テディベアとユニコーンの血塗られた闘争史
テディベアとユニコーンの闘いを(比喩ではなく)描いたスペイン・フランス合作アニメ『ユニコーン・ウォーズ』が、2024年5月25日(土)より劇場公開中。スペイン版アカデミー賞といわれるゴヤ賞で長編アニメーション賞を受賞した、新鋭アルベルト・バスケス監督の最新作だ。
物語の舞台は、とあるディストピア。魔法の森に住む〈テディベア〉と〈ユニコーン〉の間には、先祖代々に渡って戦いが繰り広げられていました。テディベアのアスリンは、双子の兄ゴルディとともに軍の新兵訓練所で屈辱的な特訓の日々を過ごしています。ある日、森から帰ってこない部隊の捜索を命じられたアスリンとゴルディたちは、その森で危険な生物や無残な姿となった隊員たちを目にすることに……。
テディベアの聖書にある「最後のユニコーンの血を飲む者は、美しく永遠の存在になる」という言葉を信じるアスリンたちは度重なる苦難に耐え、ユニコーンの生息する深い森へと進軍していきます。しかし、その地で巻き起こる悲惨で残酷な出来事の行く末には、とんでもない結末が待ち受けていました――。
「カワイイ!」が秒で「エグい!」に変わる衝撃展開
『ミッドナイト・ゴスペル』のようにドラッギーな紫の色彩をベースに、『バンビ』や『もののけ姫』を想起する世界観と、『レンとスティンピー』や『スポンジ・ボブ』、『ハッピーツリーフレンズ』的なグロみを盛り込んだ本作。メインキャラクターとなるテディベアは、ピンク色の兄ゴルディと青色の弟アスリンだ。
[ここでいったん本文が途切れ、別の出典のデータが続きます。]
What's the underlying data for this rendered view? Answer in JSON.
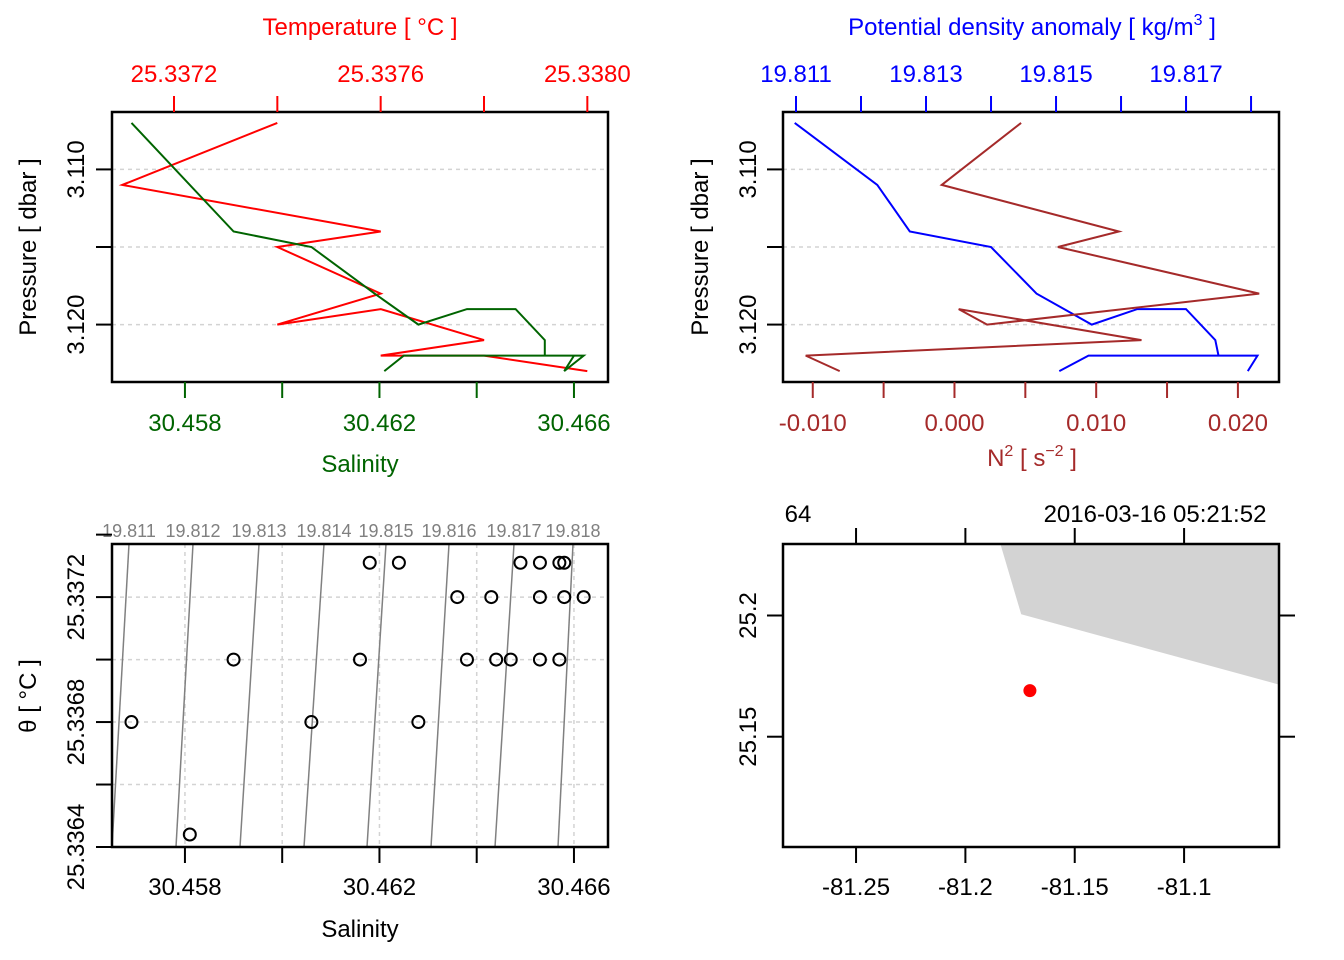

その2人(2匹?)を含め主要キャラクターは(ケアベアみたいな)色とりどりのクマで、「ちい◯わ」的な極端にデフォルメされたデザインながら主張強めの顔面パーツによる感情表現はエグい、もとい多彩。さらに、もれなく利己的なレインボークマたちのシズル感あふれる小競り合いや、なぜかデフォルメし忘れたチ◯コなどをがっつり見せつけられる。だが、そんな序盤の小ネタに苦笑していると、やがて物語は凄まじい方向に転がってゆき……。